EX-5.1 2 dris8exhibit51.htm OPINION OF COUNSEL DRI S8 EXHIBIT 5.1
Exhibit 5.1
[Letterhead of Darden Restaurants, Inc.]


January 4, 2012

Board of Directors
Darden Restaurants, Inc.
1000 Darden Center Drive
Orlando, Florida 32837

Re:    Registration Statement on Form S-8

Ladies and Gentlemen:

I am Senior Associate General Counsel and Assistant Secretary of Darden Restaurants, Inc., a Florida corporation (the “Company”), and I have acted as counsel to the Company in connection with the Company's registration statement on Form S-8 (the “Registration Statement”) relating to the registration by the Company of 1,500,000 shares of Common Stock, without par value (the “Common Shares”), of the Company and associated rights to purchase Shares of Series A Participating Cumulative Preferred Stock (“Rights”), to be issued from time to time under the Darden Restaurants, Inc. Employee Stock Purchase Plan, as amended (the “Plan”).

I have examined such documents and reviewed such questions of law as I have considered necessary and appropriate for the purposes of my opinions set forth below, including but not limited to the Rights Agreement dated as of May 16, 2005 between the Company and Wachovia Bank, National Association (Wachovia), as Rights Agent, and the Amendment to the Rights Agreement dated as of June 2, 2006, by and between the Company, Wachovia and Wells Fargo Bank, National Association, as successor Rights Agent, relating to the Rights (as amended, the “Rights Agreement”). In rendering my opinions, I have assumed the authenticity of all documents submitted to me as originals, the genuineness of all signatures and the conformity to authentic originals of all documents submitted to me as copies. I have also assumed the legal capacity for all purposes relevant hereto of all natural persons and, with respect to all parties to agreements or instruments relevant hereto other than the Company, that such parties had the requisite power and authority (corporate or otherwise) to execute, deliver and perform such agreements or instruments, that such agreements or instruments have been duly authorized by all requisite action (corporate or otherwise), executed and delivered by such parties and that such agreements or instruments are the valid, binding and enforceable obligations of such parties. As to questions of fact material to my opinions, I have relied upon certificates of officers of the Company and of public officials.

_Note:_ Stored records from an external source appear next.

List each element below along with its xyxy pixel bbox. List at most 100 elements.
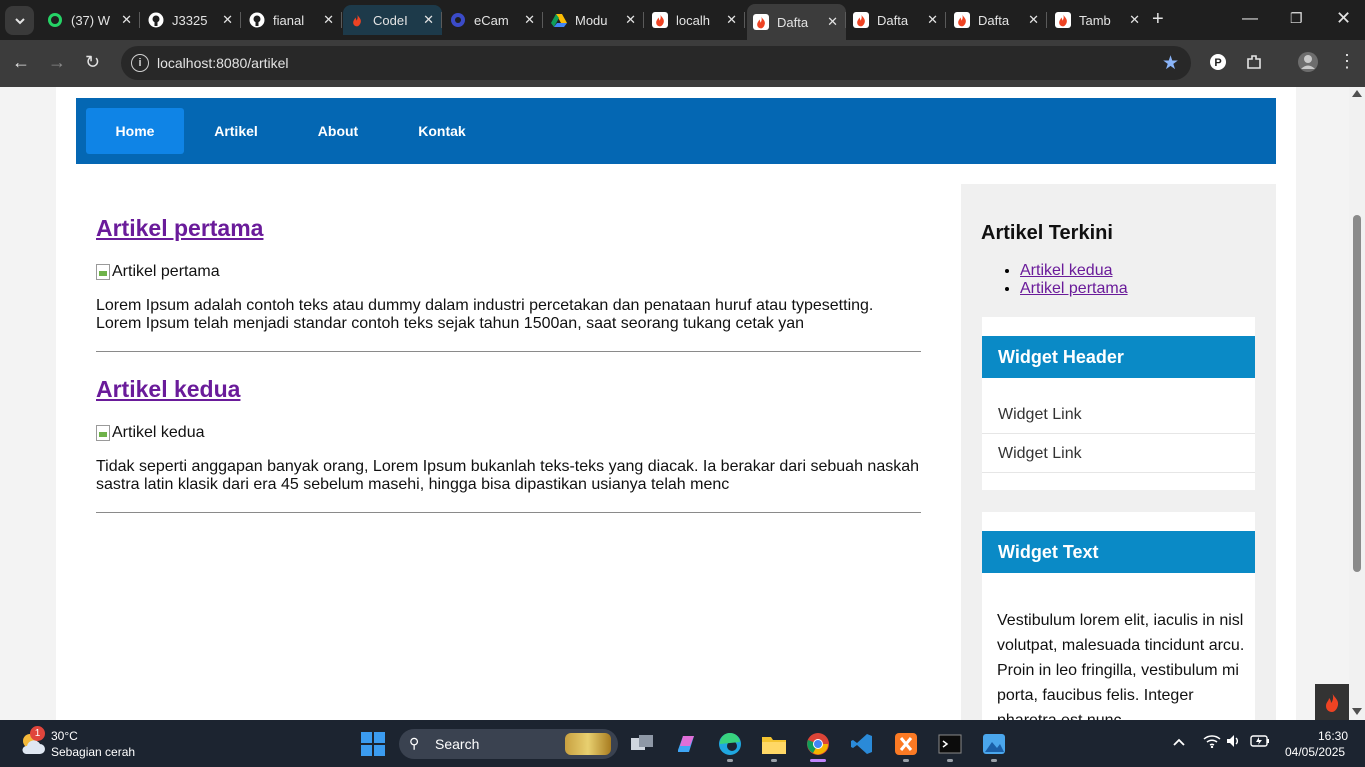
- tab-separator: [541, 12, 543, 28]
- address-bar[interactable]: i localhost:8080/artikel ★: [121, 46, 1191, 80]
- site-info-icon[interactable]: i: [131, 54, 149, 72]
- list-item: Artikel kedua: [1020, 262, 1128, 280]
- tab-close-icon[interactable]: ✕: [323, 12, 334, 28]
- new-tab-button[interactable]: +: [1152, 9, 1164, 29]
- scrollbar-thumb[interactable]: [1353, 215, 1361, 572]
- scroll-down-arrow-icon[interactable]: [1352, 708, 1362, 715]
- nav-home[interactable]: Home: [86, 108, 184, 154]
- running-indicator: [771, 759, 777, 762]
- article-excerpt: Tidak seperti anggapan banyak orang, Lor…: [96, 458, 920, 493]
- recent-article-link[interactable]: Artikel kedua: [1020, 262, 1113, 279]
- extension-p-icon[interactable]: P: [1209, 53, 1227, 76]
- browser-tab[interactable]: localh ✕: [646, 5, 745, 35]
- widget-text-title: Widget Text: [982, 531, 1255, 573]
- browser-tab[interactable]: eCam ✕: [444, 5, 543, 35]
- chrome-icon[interactable]: [803, 729, 833, 762]
- file-explorer-icon[interactable]: [759, 729, 789, 762]
- tab-title: J3325: [172, 12, 208, 28]
- scroll-up-arrow-icon[interactable]: [1352, 90, 1362, 97]
- browser-tab[interactable]: Dafta ✕: [847, 5, 946, 35]
- search-icon: ⚲: [409, 735, 420, 751]
- volume-icon[interactable]: [1226, 734, 1242, 751]
- weather-description[interactable]: Sebagian cerah: [51, 745, 135, 759]
- browser-tab[interactable]: CodeI ✕: [343, 5, 442, 35]
- menu-kebab-icon[interactable]: ⋮: [1338, 51, 1356, 72]
- tab-separator: [944, 12, 946, 28]
- photos-icon[interactable]: [979, 729, 1009, 762]
- taskbar-clock-time[interactable]: 16:30: [1318, 729, 1348, 743]
- browser-tab[interactable]: fianal ✕: [243, 5, 342, 35]
- tab-close-icon[interactable]: ✕: [423, 12, 434, 28]
- running-indicator: [947, 759, 953, 762]
- nav-kontak[interactable]: Kontak: [392, 108, 492, 154]
- tab-title: Dafta: [978, 12, 1010, 28]
- taskbar-clock-date[interactable]: 04/05/2025: [1285, 745, 1345, 759]
- close-window-button[interactable]: ✕: [1336, 8, 1351, 29]
- task-view-button[interactable]: [627, 729, 657, 759]
- extensions-puzzle-icon[interactable]: [1245, 53, 1263, 76]
- restore-button[interactable]: ❐: [1290, 10, 1303, 27]
- tab-close-icon[interactable]: ✕: [927, 12, 938, 28]
- tab-title: fianal: [273, 12, 305, 28]
- tab-strip: (37) W ✕ J3325 ✕ fianal ✕ CodeI ✕ eCam ✕ Modu ✕ loca…: [0, 0, 1365, 40]
- tab-close-icon[interactable]: ✕: [524, 12, 535, 28]
- article-image-alt: Artikel kedua: [112, 424, 205, 441]
- article-image: Artikel pertama: [96, 263, 921, 281]
- tab-close-icon[interactable]: ✕: [726, 12, 737, 28]
- codeigniter-toolbar-icon[interactable]: [1315, 684, 1349, 720]
- tab-close-icon[interactable]: ✕: [1028, 12, 1039, 28]
- running-indicator: [727, 759, 733, 762]
- tab-close-icon[interactable]: ✕: [222, 12, 233, 28]
- taskbar-search[interactable]: ⚲ Search: [399, 729, 618, 759]
- xampp-icon[interactable]: [891, 729, 921, 762]
- browser-tab[interactable]: (37) W ✕: [41, 5, 140, 35]
- widget-link[interactable]: Widget Link: [982, 434, 1255, 473]
- github-icon: [249, 12, 265, 28]
- tray-chevron-up-icon[interactable]: [1172, 734, 1186, 750]
- copilot-icon[interactable]: [671, 729, 701, 759]
- url-text[interactable]: localhost:8080/artikel: [157, 55, 289, 71]
- browser-tab[interactable]: Dafta ✕: [948, 5, 1047, 35]
- nav-artikel[interactable]: Artikel: [186, 108, 286, 154]
- nav-about[interactable]: About: [288, 108, 388, 154]
- page-scrollbar[interactable]: [1349, 87, 1365, 720]
- battery-charging-icon[interactable]: [1250, 734, 1270, 750]
- wifi-icon[interactable]: [1203, 734, 1221, 751]
- codeigniter-icon: [349, 12, 365, 28]
- tab-close-icon[interactable]: ✕: [827, 14, 838, 30]
- start-button[interactable]: [358, 729, 388, 759]
- vscode-icon[interactable]: [847, 729, 877, 759]
- article-title: Artikel pertama: [96, 215, 921, 242]
- broken-image-icon: [96, 264, 110, 280]
- tab-separator: [340, 12, 342, 28]
- article-title-link[interactable]: Artikel pertama: [96, 215, 263, 241]
- forward-button[interactable]: →: [48, 52, 66, 72]
- minimize-button[interactable]: —: [1242, 10, 1258, 28]
- tab-search-button[interactable]: [5, 6, 34, 35]
- browser-tab[interactable]: Tamb ✕: [1049, 5, 1148, 35]
- bookmark-star-icon[interactable]: ★: [1162, 52, 1179, 75]
- recent-article-link[interactable]: Artikel pertama: [1020, 280, 1128, 297]
- edge-browser-icon[interactable]: [715, 729, 745, 762]
- tab-close-icon[interactable]: ✕: [625, 12, 636, 28]
- tab-close-icon[interactable]: ✕: [121, 12, 132, 28]
- weather-temperature[interactable]: 30°C: [51, 729, 78, 743]
- browser-tab[interactable]: J3325 ✕: [142, 5, 241, 35]
- reload-button[interactable]: ↻: [85, 52, 100, 72]
- article-divider: [96, 351, 921, 352]
- widget-link[interactable]: Widget Link: [982, 395, 1255, 434]
- running-indicator: [903, 759, 909, 762]
- terminal-icon[interactable]: [935, 729, 965, 762]
- tab-close-icon[interactable]: ✕: [1129, 12, 1140, 28]
- tab-separator: [239, 12, 241, 28]
- tab-title: Dafta: [877, 12, 909, 28]
- tab-title: Tamb: [1079, 12, 1111, 28]
- profile-avatar[interactable]: [1297, 51, 1319, 78]
- back-button[interactable]: ←: [12, 52, 30, 72]
- sidebar: Artikel Terkini Artikel kedua Artikel pe…: [961, 184, 1276, 720]
- tab-title: eCam: [474, 12, 509, 28]
- browser-tab[interactable]: Dafta ✕: [747, 4, 846, 40]
- tab-separator: [1045, 12, 1047, 28]
- article-title-link[interactable]: Artikel kedua: [96, 376, 240, 402]
- browser-tab[interactable]: Modu ✕: [545, 5, 644, 35]
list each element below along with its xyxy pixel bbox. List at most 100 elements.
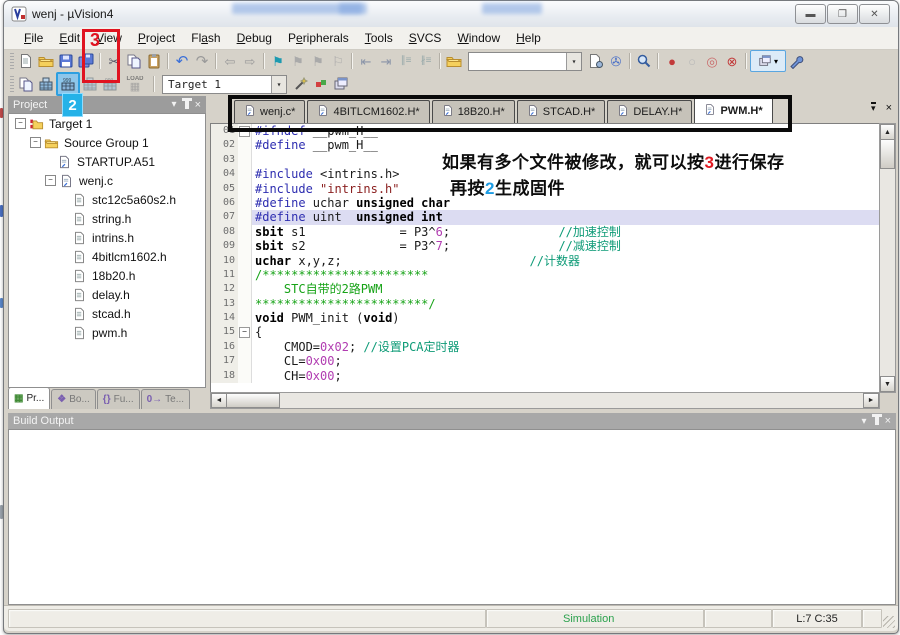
close-document-icon[interactable]: ×	[886, 102, 892, 114]
tree-item-source-group-1[interactable]: −Source Group 1	[9, 133, 205, 152]
uncomment-button[interactable]: ∦≡	[416, 51, 436, 71]
code-line-07[interactable]: 07#define uint unsigned int	[211, 210, 879, 224]
vscroll-thumb[interactable]	[880, 139, 895, 169]
toolbar-grip[interactable]	[10, 53, 14, 69]
tree-item-startup-a51[interactable]: STARTUP.A51	[9, 152, 205, 171]
code-line-12[interactable]: 12 STC自带的2路PWM	[211, 282, 879, 296]
tree-item-stcad-h[interactable]: stcad.h	[9, 304, 205, 323]
document-tab-18b20h[interactable]: 18B20.H*	[432, 100, 515, 123]
navigate-forward-button[interactable]: ⇨	[240, 51, 260, 71]
document-tab-stcadh[interactable]: STCAD.H*	[517, 100, 606, 123]
target-select[interactable]: Target 1 ▾	[162, 75, 287, 94]
target-select-dropdown[interactable]: ▾	[271, 76, 286, 93]
redo-button[interactable]: ↷	[192, 51, 212, 71]
tree-item-18b20-h[interactable]: 18b20.h	[9, 266, 205, 285]
tree-item-pwm-h[interactable]: pwm.h	[9, 323, 205, 342]
insert-breakpoint-button[interactable]: ●	[662, 51, 682, 71]
toolbar-grip[interactable]	[10, 76, 14, 92]
tree-expand-icon[interactable]: −	[45, 175, 56, 186]
resize-grip[interactable]	[883, 616, 895, 628]
comment-button[interactable]: ∥≡	[396, 51, 416, 71]
menu-item-flash[interactable]: Flash	[183, 29, 228, 47]
kill-all-breakpoints-button[interactable]: ⊗	[722, 51, 742, 71]
find-in-files-dialog-button[interactable]	[586, 51, 606, 71]
scroll-down-button[interactable]: ▼	[880, 376, 895, 392]
file-extensions-button[interactable]	[311, 74, 331, 94]
tree-item-string-h[interactable]: string.h	[9, 209, 205, 228]
debug-session-button[interactable]: ✇	[606, 51, 626, 71]
document-tab-4bitlcm1602h[interactable]: 4BITLCM1602.H*	[307, 100, 429, 123]
menu-item-project[interactable]: Project	[130, 29, 183, 47]
window-layout-button[interactable]: ▾	[750, 50, 786, 72]
find-combo[interactable]: ▾	[468, 52, 582, 71]
menu-item-peripherals[interactable]: Peripherals	[280, 29, 357, 47]
tree-item-intrins-h[interactable]: intrins.h	[9, 228, 205, 247]
paste-button[interactable]	[144, 51, 164, 71]
document-tab-wenjc[interactable]: wenj.c*	[234, 100, 305, 123]
scroll-left-button[interactable]: ◄	[211, 393, 227, 408]
chevron-down-icon[interactable]: ▾	[172, 99, 177, 110]
fold-collapse-icon[interactable]: −	[239, 126, 250, 137]
target-options-button[interactable]	[291, 74, 311, 94]
build-output-content[interactable]	[8, 429, 896, 605]
menu-item-window[interactable]: Window	[449, 29, 508, 47]
code-line-09[interactable]: 09sbit s2 = P3^7; //减速控制	[211, 239, 879, 253]
open-file-button[interactable]	[36, 51, 56, 71]
project-tab-te[interactable]: 0→Te...	[141, 389, 190, 409]
code-line-08[interactable]: 08sbit s1 = P3^6; //加速控制	[211, 225, 879, 239]
menu-item-file[interactable]: File	[16, 29, 51, 47]
project-tab-fu[interactable]: {}Fu...	[97, 389, 140, 409]
configure-tools-button[interactable]	[786, 51, 806, 71]
editor-vscrollbar[interactable]: ▲ ▼	[879, 123, 896, 393]
bookmark-next-button[interactable]: ⚑	[308, 51, 328, 71]
tree-item-delay-h[interactable]: delay.h	[9, 285, 205, 304]
disable-all-breakpoints-button[interactable]: ◎	[702, 51, 722, 71]
build-button[interactable]	[36, 74, 56, 94]
hscroll-thumb[interactable]	[226, 393, 280, 408]
tree-item-4bitlcm1602-h[interactable]: 4bitlcm1602.h	[9, 247, 205, 266]
menu-item-help[interactable]: Help	[508, 29, 549, 47]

In rendering my opinion regarding the Rights, I have assumed that the Board of Directors of the Company has acted and will act in accordance with its fiduciary duties with respect to the administration of the Rights Agreement and the issuance of the Rights thereunder. In connection with the foregoing, my opinion does not address the determination a court of competent jurisdiction may make regarding whether the Board of Directors of the Company would be required to redeem or terminate, or take other action with respect to, the Rights at some future time. Further, my opinion addresses the Rights Agreement and the Rights in their entirety and not any particular provision of them, and it is not settled whether the invalidity of any particular provision would invalidate the Rights in their entirety.

Based on the foregoing, I am of the opinion that the Common Shares and related Rights have been duly authorized, and upon issuance, delivery and payment in accordance with the terms of the Plan, will be validly issued, fully paid and non-assessable.

My opinion expressed above is limited to the laws of the State of Florida.

I hereby consent to the filing of this opinion as an exhibit to the Registration Statement, and to the use of my name under the caption “Interests of Named Experts and Counsel”. In giving such consent, I do not thereby admit that I am in the category of persons whose consent is required under Section 7 of the Securities Act.